Todavía hoy, la verdad es que no hay estudios vascos que den cuenta de toda la reacción social ante las violencias ilegítimas con rigor y fiabilidad. Los relatos que circulan son fragmentarios y prejuiciosos, y algunos de ellos buscan abiertamente incapacitar la capacidad de actuar futura de la sociedad vasca. Pongamos por ejemplo la opinión de Ruíz Soroa, compartida íntegramente por Martín Alonso: “La sociedad vasca nunca ha sido en el pasado un buen referente para la política antiterrorista, luego no se ve por qué debería serlo ahora”.
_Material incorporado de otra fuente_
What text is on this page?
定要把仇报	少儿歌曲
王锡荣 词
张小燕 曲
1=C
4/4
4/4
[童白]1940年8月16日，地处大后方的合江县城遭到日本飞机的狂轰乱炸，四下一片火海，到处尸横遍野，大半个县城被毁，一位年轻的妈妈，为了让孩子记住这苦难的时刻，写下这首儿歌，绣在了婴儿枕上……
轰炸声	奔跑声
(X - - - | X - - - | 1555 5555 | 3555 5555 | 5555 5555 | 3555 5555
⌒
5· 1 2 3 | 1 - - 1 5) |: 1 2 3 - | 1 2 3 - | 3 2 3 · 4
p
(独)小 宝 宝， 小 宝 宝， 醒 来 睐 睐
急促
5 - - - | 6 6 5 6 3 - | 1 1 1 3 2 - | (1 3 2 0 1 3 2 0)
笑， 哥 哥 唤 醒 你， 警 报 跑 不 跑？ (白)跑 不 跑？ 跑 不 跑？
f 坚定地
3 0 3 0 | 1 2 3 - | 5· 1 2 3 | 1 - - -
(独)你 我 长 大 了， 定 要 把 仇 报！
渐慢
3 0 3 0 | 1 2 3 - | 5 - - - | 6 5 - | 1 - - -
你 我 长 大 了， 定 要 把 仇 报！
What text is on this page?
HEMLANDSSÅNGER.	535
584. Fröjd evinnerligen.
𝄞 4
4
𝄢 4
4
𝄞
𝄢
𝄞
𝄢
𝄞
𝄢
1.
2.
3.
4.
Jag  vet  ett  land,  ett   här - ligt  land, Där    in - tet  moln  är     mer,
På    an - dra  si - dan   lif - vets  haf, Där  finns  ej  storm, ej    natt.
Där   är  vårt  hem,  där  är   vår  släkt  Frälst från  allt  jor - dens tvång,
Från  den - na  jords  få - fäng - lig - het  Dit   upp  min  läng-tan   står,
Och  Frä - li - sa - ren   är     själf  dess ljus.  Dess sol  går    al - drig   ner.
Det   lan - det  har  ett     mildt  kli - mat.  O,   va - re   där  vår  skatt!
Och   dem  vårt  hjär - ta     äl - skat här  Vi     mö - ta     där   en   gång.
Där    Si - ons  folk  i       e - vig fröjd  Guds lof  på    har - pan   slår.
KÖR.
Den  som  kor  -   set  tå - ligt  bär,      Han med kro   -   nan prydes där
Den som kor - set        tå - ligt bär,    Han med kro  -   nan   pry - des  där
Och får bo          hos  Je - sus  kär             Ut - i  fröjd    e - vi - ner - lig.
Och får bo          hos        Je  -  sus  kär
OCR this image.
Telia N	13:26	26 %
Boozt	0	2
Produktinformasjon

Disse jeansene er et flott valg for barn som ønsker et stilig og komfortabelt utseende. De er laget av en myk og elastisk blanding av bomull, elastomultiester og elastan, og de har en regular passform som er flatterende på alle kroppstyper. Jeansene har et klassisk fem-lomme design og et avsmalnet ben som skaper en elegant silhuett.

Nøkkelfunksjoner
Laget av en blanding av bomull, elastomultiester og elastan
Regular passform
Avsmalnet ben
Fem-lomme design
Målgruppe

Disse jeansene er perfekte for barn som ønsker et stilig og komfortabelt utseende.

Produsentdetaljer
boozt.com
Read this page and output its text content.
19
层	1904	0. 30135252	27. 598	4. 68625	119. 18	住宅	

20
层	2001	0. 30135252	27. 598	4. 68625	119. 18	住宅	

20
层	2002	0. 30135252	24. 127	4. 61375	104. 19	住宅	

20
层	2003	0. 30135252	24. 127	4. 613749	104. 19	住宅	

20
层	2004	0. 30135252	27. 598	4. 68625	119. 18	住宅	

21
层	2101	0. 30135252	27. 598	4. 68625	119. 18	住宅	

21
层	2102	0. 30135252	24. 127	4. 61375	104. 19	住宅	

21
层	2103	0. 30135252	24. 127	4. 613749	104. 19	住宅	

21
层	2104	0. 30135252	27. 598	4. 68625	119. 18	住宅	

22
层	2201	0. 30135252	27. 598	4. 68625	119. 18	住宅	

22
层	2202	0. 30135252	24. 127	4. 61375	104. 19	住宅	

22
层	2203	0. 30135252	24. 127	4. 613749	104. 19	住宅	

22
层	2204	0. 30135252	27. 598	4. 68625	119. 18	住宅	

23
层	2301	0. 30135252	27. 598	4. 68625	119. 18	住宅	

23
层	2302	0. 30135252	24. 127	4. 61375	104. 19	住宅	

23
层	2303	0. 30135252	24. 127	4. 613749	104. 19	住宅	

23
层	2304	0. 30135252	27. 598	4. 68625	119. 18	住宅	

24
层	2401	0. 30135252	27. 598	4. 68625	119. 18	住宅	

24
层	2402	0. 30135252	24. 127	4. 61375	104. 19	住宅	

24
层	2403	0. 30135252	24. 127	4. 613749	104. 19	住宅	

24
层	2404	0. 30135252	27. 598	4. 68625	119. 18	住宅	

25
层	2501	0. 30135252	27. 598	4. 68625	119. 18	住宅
Frente a esa afirmación, hay que reconocer que la derrota del terrorismo se produce por una confluencia de múltiples factores. Para nosotros, el aporte social es el más decisivo de todos ellos. Un factor que se ha desarrollado a partir de la iniciativa y acción de las instituciones sociales representativas, las asociaciones pacifistas y en los grandes acontecimientos de masas. Y que también se ha apoyado en todas las expresiones de resistencia cotidiana, que son las que se han desarrollado cada día y sobre el terreno, actuando como focos de vida que, al escapar del control del totalitarismo criminal, han dispuesto el escenario para su derrota completa. En definitiva, aunque hayan buscado pasar desapercibidas, estas experiencias a pequeña escala no deben quedar marginadas de los trabajos que están construyendo la memoria de la época. Si no diera testimonio de esta fuerza oculta en toda la sociedad, la memoria quedaría incompleta y no reflejaría con justicia la realidad de los hechos.